What is butt welding? (6)- Flash butt welding of common metals

Flash butt welding of common metals
Almost all steel and non-ferrous metals can be flash butt welded, but to obtain high-quality joints, it is necessary to take necessary process measures according to the relevant characteristics of the metal. The analysis is as follows:

(1) Electrical and thermal conductivity For metals with good electrical and thermal conductivity, higher specific power and flashing speed, and shorter welding time should be used.

(2) High temperature strength For metals with high high temperature strength, the width of the temperature plastic zone should be increased and a larger upsetting force should be used.

(3) Crystallization temperature range The larger the crystallization temperature range, the wider the semi-melting zone. A larger upsetting pressure and upsetting allowance should be used to squeeze all the molten metal in the semi-melting zone so as not to stay in the joint Causes defects such as shrinkage, porosity and cracks.

(4) Thermal sensitivity There are two common situations. The first is quenched steel. After welding, the joint is prone to quenching structure, which increases the hardness and reduces the plasticity. In severe cases, quenching cracks will occur. Quenched steel usually adopts preheating flash butt welding with a wide heating zone, and adopts measures such as slow cooling and tempering after welding. The second type is metals strengthened by cold work (such as austenitic stainless steel). The joint and heat-affected zone soften during welding, which reduces the strength of the joint. Welding such metals usually uses a larger flash speed and upsetting pressure to minimize the softening zone and reduce the degree of softening.

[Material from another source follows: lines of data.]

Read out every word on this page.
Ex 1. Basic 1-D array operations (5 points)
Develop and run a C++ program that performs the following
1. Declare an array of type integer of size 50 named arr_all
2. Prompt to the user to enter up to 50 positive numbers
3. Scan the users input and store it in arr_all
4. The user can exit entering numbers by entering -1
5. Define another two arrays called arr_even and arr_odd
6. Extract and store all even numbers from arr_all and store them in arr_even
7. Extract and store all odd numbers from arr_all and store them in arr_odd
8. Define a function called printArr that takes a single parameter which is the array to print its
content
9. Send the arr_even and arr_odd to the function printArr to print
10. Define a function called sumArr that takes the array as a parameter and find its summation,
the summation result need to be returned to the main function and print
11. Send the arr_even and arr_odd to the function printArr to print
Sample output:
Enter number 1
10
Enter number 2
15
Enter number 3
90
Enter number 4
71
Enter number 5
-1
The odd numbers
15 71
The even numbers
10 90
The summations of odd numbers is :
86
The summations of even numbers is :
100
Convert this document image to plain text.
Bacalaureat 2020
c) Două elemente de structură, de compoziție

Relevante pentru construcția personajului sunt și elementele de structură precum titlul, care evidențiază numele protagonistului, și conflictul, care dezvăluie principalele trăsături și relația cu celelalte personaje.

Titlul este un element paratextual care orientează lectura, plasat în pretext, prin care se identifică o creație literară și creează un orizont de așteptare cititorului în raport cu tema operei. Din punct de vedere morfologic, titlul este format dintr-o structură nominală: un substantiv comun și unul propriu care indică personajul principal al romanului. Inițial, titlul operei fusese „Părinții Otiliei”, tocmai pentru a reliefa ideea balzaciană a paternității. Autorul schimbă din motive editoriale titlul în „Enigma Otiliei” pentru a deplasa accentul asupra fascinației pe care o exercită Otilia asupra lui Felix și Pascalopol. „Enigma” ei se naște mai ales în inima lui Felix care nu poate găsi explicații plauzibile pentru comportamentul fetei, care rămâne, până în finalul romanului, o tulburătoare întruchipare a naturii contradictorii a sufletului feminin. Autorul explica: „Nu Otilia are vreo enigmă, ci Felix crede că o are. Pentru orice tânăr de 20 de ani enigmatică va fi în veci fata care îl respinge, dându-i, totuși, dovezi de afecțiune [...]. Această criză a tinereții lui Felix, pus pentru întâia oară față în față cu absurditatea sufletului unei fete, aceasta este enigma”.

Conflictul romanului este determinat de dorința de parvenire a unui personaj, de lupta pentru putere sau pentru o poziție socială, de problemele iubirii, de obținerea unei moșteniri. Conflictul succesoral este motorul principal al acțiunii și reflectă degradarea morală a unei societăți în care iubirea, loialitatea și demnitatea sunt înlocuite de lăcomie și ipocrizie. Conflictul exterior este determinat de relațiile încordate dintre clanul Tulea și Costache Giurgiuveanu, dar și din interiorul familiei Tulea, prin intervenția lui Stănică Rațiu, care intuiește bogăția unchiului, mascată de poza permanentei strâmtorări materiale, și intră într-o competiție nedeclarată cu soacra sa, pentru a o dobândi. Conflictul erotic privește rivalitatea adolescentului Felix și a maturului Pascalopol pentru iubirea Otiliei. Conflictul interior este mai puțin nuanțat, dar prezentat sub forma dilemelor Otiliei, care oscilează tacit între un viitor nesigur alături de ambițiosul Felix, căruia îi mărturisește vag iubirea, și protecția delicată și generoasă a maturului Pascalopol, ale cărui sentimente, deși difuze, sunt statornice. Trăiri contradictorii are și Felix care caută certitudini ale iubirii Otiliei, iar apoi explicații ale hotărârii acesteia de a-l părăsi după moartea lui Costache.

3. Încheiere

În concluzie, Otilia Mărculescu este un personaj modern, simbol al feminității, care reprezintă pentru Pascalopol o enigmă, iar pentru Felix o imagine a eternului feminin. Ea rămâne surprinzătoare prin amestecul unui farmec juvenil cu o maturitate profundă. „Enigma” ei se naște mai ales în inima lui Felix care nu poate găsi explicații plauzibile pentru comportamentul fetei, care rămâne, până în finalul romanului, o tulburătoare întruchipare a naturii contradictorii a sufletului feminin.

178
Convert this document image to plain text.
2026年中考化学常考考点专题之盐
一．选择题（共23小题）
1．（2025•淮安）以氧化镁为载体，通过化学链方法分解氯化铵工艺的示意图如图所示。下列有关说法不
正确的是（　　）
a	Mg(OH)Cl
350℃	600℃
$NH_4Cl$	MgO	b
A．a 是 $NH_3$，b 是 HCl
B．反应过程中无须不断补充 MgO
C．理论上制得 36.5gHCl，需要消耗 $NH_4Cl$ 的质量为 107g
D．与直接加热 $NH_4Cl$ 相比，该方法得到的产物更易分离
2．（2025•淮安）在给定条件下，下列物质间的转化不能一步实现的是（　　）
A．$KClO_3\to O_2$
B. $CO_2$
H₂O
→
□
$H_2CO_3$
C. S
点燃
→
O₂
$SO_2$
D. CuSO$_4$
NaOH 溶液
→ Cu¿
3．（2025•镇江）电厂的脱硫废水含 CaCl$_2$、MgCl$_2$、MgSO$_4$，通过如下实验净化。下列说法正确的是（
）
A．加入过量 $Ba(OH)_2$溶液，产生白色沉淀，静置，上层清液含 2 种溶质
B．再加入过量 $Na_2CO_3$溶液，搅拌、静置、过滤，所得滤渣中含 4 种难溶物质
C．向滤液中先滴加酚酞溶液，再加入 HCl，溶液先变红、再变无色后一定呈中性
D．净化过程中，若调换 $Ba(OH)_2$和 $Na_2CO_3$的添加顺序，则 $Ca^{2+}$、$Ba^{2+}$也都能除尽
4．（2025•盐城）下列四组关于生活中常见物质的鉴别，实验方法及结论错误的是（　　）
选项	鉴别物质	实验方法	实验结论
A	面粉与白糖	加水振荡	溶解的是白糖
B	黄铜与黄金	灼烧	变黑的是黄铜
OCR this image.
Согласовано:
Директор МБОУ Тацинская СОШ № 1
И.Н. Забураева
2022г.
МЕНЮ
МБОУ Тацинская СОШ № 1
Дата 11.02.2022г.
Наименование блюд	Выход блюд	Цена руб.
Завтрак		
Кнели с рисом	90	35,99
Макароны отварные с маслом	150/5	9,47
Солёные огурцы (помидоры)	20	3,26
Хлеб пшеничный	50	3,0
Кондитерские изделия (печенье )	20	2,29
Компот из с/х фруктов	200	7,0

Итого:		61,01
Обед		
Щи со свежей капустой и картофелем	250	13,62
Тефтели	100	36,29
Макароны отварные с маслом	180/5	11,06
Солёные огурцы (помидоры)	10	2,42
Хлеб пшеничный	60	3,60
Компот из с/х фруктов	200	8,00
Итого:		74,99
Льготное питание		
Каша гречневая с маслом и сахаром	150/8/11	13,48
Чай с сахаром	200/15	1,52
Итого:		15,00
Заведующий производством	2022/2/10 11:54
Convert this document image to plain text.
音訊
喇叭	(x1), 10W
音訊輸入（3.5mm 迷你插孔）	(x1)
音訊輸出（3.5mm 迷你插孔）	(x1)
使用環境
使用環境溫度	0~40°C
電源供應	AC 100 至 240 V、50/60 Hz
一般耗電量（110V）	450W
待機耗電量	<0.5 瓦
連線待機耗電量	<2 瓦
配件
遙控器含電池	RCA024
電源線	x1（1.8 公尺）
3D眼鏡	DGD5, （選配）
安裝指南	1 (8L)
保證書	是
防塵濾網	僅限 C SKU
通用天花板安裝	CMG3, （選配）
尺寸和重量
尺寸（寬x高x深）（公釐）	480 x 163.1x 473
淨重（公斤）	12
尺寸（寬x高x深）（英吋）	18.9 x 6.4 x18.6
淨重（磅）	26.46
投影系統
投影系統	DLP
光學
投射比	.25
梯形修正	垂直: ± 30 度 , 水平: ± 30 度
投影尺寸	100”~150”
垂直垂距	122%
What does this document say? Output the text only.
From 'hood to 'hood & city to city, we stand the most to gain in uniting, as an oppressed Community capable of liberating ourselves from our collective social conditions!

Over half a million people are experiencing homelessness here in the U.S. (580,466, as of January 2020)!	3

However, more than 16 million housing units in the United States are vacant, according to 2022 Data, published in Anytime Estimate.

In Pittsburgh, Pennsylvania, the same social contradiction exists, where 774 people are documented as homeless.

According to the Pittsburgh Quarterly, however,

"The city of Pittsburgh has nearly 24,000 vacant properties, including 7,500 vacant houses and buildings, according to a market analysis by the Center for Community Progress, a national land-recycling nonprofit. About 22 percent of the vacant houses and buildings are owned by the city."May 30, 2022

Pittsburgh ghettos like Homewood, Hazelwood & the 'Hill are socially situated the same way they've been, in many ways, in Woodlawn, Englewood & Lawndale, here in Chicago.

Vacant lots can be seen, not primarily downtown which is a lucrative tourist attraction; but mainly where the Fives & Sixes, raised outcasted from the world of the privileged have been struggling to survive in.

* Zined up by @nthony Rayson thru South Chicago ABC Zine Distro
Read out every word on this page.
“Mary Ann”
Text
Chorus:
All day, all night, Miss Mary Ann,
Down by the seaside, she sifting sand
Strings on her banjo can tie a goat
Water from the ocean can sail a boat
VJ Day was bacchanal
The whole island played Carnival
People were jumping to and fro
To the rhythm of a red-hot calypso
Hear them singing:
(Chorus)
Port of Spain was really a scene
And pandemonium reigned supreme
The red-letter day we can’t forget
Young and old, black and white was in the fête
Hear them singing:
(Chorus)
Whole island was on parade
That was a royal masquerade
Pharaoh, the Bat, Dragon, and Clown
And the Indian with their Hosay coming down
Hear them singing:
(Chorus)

(5) Oxidation The oxide inclusions in the joint have a serious hazard to the quality of the joint. Therefore, preventing and eliminating oxidation is the key to improving the quality of the joint. The composition of the metal is different, and its oxidative generation is also different. If the melting point of the formed oxide is lower than that of the metal to be welded, the oxide will have better fluidity and will be easily squeezed out during upsetting. If the melting point of the formed oxides is higher than that of the welded metal, such as SiO2, Al2O3, Cr2O3, etc., they must be discharged when the welded metal is still in a molten state. Therefore, when welding alloy steels containing more silicon, aluminum, chromium, and a class of elements, strict process measures should be taken to completely eliminate oxides.